Imagine a game on a grid of $m$ rows and $n$ columns. Player One will place a fixed number $r$ of markers in each row. Player Two will select the two rows which maximize the number of columns having markers in both rows, while Player One will try to minimize this number.
Example:
- $m = 3$
- $n = 3$
- $r = 2$
(a $3\times 3$ grid, placing 2 markers in each row)
First, Player One chooses two columns in each row, and places markers in those cells:
$$ \begin{array}{|c|c|c|} \hline X&X&\\ \hline X&X&\\ \hline &X&X\\ \hline \end{array} $$
Player Two then checks the row pairs $(1,2),(1,3)$ and $(2,3)$. The first pair shares 2 columns, and the last two pairs share only 1 column, so Player Two selects rows 1 and 2 because they have the most matching columns (2).
I am looking for a general strategy for placing markers given $(m,n,r)$. The strategy need not be optimal as it is intended to be uses in stochastic local search. This problem arises as a sub problem in investment design in finance.

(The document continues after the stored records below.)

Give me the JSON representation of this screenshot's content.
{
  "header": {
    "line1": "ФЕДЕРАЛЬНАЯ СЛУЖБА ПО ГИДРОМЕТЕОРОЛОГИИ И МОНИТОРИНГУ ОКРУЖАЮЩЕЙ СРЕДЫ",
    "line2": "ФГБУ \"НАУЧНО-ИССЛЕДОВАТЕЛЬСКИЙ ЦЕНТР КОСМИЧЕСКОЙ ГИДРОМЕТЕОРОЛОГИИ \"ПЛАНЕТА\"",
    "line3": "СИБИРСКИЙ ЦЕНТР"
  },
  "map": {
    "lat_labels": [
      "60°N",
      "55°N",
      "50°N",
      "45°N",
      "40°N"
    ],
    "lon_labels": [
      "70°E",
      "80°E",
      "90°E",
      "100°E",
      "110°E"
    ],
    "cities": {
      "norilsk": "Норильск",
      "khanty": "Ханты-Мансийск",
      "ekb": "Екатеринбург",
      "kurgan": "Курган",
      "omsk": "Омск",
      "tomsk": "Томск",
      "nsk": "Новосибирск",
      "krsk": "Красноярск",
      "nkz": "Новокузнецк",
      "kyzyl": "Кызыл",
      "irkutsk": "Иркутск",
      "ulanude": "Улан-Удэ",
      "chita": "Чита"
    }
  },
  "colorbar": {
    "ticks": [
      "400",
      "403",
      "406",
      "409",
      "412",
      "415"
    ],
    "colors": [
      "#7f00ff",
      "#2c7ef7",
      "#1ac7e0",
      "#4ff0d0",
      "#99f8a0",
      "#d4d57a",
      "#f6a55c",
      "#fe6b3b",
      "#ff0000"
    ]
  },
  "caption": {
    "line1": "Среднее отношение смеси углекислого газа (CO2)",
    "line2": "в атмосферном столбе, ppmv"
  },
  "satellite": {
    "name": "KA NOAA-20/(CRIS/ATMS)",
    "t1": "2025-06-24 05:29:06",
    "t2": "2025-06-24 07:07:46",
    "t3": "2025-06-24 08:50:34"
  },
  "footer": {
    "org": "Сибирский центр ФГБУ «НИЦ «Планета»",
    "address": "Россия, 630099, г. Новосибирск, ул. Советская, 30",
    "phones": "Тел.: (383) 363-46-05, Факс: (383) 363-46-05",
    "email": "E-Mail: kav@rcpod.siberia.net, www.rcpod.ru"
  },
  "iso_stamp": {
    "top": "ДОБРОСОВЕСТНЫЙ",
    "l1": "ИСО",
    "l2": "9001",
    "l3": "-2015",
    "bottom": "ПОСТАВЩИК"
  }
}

An easy to calculate lower bound exist, and for almost all instances I have seen a solution where the similarity is this lower bound exist.
Example instances: $(10,30,9)$ has lower bound 2. $(11,22,10)$ has lower bound 4.
The instance $(10,8,3)$ has a lower bound of 2 with the following solution: $$ \begin{array}{|c|c|c|c|c|c|c|c|} \hline X&X&X&&&&&\\ \hline X&X&&X&&&&\\ \hline X&X&&&X&&&\\ \hline X&X&&&&X&&\\ \hline X&X&&&&&X&\\ \hline X&X&&&&&&X\\ \hline X&&X&X&&&&\\ \hline X&&X&&X&&&\\ \hline X&&X&&&X&&\\ \hline X&&X&&&&X&\\ \hline \end{array} $$
The most similar rows (1 and 2, among others) share 2 markers and the solution is therefore optimal.